Yesterday the court issued additional orders from its January 13 conference. The justices did not grant any additional cases, and they requested the views of the solicitor general in two related cases, Christie v. National Collegiate Athletic Association and New Jersey Thoroughbred Horsemen’s Ass’n v. NCAA, that ask whether a federal statute can prevent New Jersey from repealing a ban on sports betting. Amy Howe covers the orders for this blog. At the Pacific Legal Foundation’s Liberty Blog, Wen Fa argues that the court’s denial of review in a case of Nebraska financial advisor and tea party activist Bob Bennie, who alleged that government regulators retaliated against him after he criticized President Barack Obama “should be disappointing to everyone who values First Amendment freedom — the indispensable right of all Americans to speak their minds without fear of official reprisal.”
- According to David Lat at Above the Law, Donald Trump met last week with Judge William Pryor of the U.S. Court of Appeals for the 11th Circuit, who is on the shortlist of Trump’s potential Supreme Court nominees, suggesting that “a big plus for Pryor’s prospects” is “the ease with which Jeff Sessions sailed through his hearings, making his confirmation as attorney general a near certainty.”

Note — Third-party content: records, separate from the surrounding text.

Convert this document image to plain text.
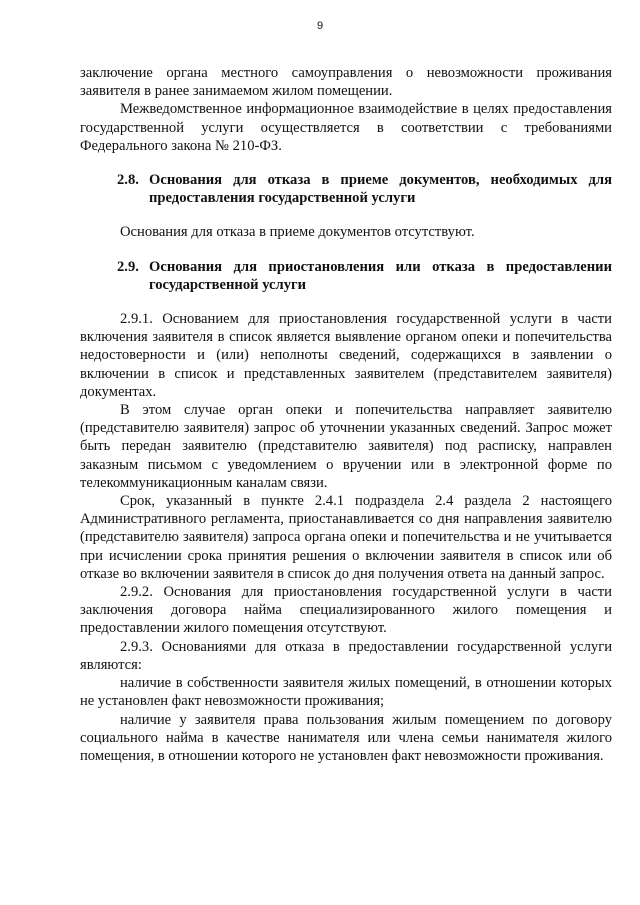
9

заключение органа местного самоуправления о невозможности проживания заявителя в ранее занимаемом жилом помещении.

Межведомственное информационное взаимодействие в целях предоставления государственной услуги осуществляется в соответствии с требованиями Федерального закона № 210-ФЗ.

2.8. Основания для отказа в приеме документов, необходимых для предоставления государственной услуги

Основания для отказа в приеме документов отсутствуют.

2.9. Основания для приостановления или отказа в предоставлении государственной услуги

2.9.1. Основанием для приостановления государственной услуги в части включения заявителя в список является выявление органом опеки и попечительства недостоверности и (или) неполноты сведений, содержащихся в заявлении о включении в список и представленных заявителем (представителем заявителя) документах.

В этом случае орган опеки и попечительства направляет заявителю (представителю заявителя) запрос об уточнении указанных сведений. Запрос может быть передан заявителю (представителю заявителя) под расписку, направлен заказным письмом с уведомлением о вручении или в электронной форме по телекоммуникационным каналам связи.

Срок, указанный в пункте 2.4.1 подраздела 2.4 раздела 2 настоящего Административного регламента, приостанавливается со дня направления заявителю (представителю заявителя) запроса органа опеки и попечительства и не учитывается при исчислении срока принятия решения о включении заявителя в список или об отказе во включении заявителя в список до дня получения ответа на данный запрос.

2.9.2. Основания для приостановления государственной услуги в части заключения договора найма специализированного жилого помещения и предоставлении жилого помещения отсутствуют.

2.9.3. Основаниями для отказа в предоставлении государственной услуги являются:

наличие в собственности заявителя жилых помещений, в отношении которых не установлен факт невозможности проживания;

наличие у заявителя права пользования жилым помещением по договору социального найма в качестве нанимателя или члена семьи нанимателя жилого помещения, в отношении которого не установлен факт невозможности проживания.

- In The National Law Journal (subscription or registration required), Tony Mauro reports that 18 protesters were arrested outside the court yesterday after they displayed a banner calling for an end to capital punishment in America, in violation of a federal law that “prohibits displaying banners and ‘moving in procession’ on Supreme Court grounds.”
- At Constitution Daily, Scott Bomboy reports on a recent congressional attempt to require the court to televise its proceedings, noting that previous “efforts to get such a bill signed into law have failed” and that “as of last June, cameras were allowed in just two federal circuit courts and 14 federal district courts under controlled circumstances.”